Experimentaba una profunda vergüenza por su condición de hombre. Sabía que la chica no se estaba inventando lo que decía; por desgracia, era algo que le había ocurrido. Pero al mismo tiempo, no comprendía del todo por qué, ante el simple hecho de oír la palabra comisaría, Elena por poco se había desmayado.

– ¿Por qué la detenían?

– Prostitución. -Lo dijo con la mayor naturalidad, sin avergonzarse, sin dar la menor muestra de sentirse incómoda. Era una cosa que había hecho, como tantas otras-. Cuando andábamos escasos de dinero -añadió-, mi amigo me obligaba a prostituirme. Con discreción, naturalmente. No en la calle. Pero hubo redadas y dos veces me pillaron.

– ¿Cómo volvió a encontrar a Emilio?

Ella esbozó una sonrisita que Montalbano no comprendió de inmediato.

– Comisario, ahora toda la historia se convierte en un cómic, un culebrón centrado en los buenos sentimientos. ¿De verdad quiere que se la cuente?

– Sí.

– Hacía unos seis meses que yo había regresado a Sicilia. Justo el día en que cumplía veinte años, entré en un supermercado con la intención de robar algo con que celebrarlo. Pero en cuanto miré alrededor, me crucé con la mirada de Emilio. No me veía desde la época de la comunidad y, sin embargo, me reconoció enseguida. Y lo más curioso fue que yo también lo reconocí a él. ¿Qué le voy a decir? Desde entonces, ya jamás me abandonó. Hizo que me desintoxicara y me cuidó. Durante años se ha ocupado de mí con una entrega y un afecto que no tengo palabras para describir. Hace cuatro años me pidió que me casara con él. Y eso es todo.

Montalbano se levantó y se guardó las cartas en el bolsillo.

– He de irme.

– ¿No puede quedarse un poco más?

– Por desgracia, tengo un compromiso en Montelusa.
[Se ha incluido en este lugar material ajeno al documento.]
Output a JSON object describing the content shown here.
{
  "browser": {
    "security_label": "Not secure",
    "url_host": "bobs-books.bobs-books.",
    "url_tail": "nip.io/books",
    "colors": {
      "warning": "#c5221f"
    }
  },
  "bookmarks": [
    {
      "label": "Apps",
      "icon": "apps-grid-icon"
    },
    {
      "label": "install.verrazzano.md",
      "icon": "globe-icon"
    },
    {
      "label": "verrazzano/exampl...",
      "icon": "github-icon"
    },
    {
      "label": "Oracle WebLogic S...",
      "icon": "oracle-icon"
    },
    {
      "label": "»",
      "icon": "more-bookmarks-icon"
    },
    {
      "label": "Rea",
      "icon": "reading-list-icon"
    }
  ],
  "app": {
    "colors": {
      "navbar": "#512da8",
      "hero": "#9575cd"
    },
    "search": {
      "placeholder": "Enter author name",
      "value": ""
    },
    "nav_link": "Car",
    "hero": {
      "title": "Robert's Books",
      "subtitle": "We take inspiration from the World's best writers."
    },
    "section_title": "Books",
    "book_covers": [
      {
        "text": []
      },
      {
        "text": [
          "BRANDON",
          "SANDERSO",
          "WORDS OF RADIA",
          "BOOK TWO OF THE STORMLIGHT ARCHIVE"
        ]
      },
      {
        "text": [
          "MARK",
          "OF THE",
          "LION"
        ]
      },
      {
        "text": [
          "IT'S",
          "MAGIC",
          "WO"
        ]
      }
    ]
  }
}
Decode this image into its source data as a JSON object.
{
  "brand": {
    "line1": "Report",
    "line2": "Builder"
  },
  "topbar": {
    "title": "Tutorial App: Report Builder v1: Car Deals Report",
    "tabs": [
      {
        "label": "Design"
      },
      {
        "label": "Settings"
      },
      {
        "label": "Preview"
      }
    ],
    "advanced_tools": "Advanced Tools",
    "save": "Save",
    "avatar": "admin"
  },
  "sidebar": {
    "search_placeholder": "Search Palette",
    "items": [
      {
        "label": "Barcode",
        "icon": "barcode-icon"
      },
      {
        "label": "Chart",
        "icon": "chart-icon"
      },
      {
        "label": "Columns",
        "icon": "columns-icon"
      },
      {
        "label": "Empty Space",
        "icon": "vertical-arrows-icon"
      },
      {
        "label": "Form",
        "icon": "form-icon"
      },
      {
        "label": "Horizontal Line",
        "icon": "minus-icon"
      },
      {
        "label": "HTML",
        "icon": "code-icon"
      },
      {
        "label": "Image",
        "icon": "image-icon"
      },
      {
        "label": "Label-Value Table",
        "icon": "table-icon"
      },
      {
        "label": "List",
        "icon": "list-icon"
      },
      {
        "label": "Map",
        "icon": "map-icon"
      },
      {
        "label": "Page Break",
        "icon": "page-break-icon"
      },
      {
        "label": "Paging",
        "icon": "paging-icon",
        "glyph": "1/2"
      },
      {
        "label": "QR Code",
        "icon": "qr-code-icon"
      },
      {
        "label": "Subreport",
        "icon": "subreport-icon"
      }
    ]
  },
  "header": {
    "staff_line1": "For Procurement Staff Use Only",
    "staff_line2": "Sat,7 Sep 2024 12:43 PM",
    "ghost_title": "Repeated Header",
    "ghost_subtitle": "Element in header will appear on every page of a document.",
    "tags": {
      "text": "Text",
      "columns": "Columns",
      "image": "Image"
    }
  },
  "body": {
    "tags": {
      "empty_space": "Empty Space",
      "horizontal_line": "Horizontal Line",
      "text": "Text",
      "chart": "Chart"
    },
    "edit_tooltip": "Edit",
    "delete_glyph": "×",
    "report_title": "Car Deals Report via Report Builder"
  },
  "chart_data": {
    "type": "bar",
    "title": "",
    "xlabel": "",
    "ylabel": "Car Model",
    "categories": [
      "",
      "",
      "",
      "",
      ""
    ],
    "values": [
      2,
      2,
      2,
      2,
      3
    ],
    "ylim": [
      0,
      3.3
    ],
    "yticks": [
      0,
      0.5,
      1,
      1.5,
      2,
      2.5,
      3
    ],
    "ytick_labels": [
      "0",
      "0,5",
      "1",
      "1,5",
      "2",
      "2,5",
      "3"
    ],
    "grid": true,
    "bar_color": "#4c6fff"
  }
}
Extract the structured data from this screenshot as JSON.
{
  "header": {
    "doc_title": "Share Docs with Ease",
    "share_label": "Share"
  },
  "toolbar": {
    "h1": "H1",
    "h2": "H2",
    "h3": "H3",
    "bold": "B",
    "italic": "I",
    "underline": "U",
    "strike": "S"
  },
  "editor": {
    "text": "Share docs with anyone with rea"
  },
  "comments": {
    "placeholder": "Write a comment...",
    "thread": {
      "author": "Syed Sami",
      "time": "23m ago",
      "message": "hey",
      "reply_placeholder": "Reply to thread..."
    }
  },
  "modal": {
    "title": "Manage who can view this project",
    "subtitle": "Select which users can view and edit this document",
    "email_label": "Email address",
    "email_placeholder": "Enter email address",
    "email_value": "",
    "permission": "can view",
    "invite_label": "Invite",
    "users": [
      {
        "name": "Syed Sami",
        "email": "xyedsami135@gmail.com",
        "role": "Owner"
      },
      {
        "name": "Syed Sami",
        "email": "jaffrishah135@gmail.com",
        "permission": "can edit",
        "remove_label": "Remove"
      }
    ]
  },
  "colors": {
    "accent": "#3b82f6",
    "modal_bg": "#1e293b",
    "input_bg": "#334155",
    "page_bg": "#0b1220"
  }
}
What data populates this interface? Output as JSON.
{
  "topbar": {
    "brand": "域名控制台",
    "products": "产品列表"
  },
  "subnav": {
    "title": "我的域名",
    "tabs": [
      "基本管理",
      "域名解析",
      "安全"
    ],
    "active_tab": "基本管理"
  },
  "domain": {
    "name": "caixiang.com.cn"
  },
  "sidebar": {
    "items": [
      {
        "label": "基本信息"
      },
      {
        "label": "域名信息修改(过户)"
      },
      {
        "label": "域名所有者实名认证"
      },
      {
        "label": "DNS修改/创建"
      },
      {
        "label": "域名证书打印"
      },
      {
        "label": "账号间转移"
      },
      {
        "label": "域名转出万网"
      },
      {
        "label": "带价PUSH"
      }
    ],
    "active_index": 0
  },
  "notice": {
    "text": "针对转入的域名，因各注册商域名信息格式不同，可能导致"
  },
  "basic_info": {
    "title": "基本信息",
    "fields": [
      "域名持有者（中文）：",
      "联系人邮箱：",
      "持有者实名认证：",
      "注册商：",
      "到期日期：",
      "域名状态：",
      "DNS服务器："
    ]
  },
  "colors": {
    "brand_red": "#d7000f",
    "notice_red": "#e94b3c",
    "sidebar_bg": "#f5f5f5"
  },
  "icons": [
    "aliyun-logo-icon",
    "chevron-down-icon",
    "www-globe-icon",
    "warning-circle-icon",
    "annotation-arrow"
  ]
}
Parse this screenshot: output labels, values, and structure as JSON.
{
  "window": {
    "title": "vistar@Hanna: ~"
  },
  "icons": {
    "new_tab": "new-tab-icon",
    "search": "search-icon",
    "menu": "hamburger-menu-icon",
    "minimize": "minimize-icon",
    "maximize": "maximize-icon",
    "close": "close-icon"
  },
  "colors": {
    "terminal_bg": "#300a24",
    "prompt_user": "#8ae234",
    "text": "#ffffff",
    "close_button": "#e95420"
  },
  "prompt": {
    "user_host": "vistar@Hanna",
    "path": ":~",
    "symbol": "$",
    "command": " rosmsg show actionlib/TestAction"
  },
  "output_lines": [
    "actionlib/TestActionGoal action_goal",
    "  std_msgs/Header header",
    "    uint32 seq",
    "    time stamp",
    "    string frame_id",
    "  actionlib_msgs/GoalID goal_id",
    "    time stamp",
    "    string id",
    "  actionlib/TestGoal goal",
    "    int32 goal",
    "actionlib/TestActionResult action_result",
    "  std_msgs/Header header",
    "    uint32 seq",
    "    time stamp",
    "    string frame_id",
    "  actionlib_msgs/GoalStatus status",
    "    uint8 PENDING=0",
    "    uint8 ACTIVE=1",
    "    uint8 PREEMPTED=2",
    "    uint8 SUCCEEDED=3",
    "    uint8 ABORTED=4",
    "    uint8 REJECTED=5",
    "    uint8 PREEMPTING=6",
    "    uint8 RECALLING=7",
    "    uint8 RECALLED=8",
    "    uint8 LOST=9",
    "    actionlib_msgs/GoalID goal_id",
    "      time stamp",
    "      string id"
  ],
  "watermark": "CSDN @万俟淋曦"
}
Elena se levantó, se acercó a él, inclinó ligeramente la cabeza y rozó un instante con sus labios los de Montalbano.

– Gracias -dijo.

Acababa de entrar en la comisaría cuando el repentino grito de Catarella lo dejó paralizado.

– Dottori! ¡Lo jodíííííí!

– ¿A quién jodiste, Catarè?

– ¡Al guardia de paso, dottori!

En el interior de su trastero, Catarella parecía un oso bailarín, brincaba de alegría apoyando su peso alternativamente sobre un pie y sobre el otro.

– ¡Encontré la palabra! ¡La escribí y el guardia disapareció!

– Ven a mi despacho.

– ¡Ahora inmidiatísimamente, dottori! Pero primero tingo que imprimir el fail.

Mejor quitarse de en medio; las personas que entraban y salían de la comisaría los estaban mirando un tanto desconcertadas.

Antes de dirigirse a su despacho, Montalbano se asomó al de Augello, quien, cosa rara, estaba allí. Se ve que el chiquillo se encontraba bien.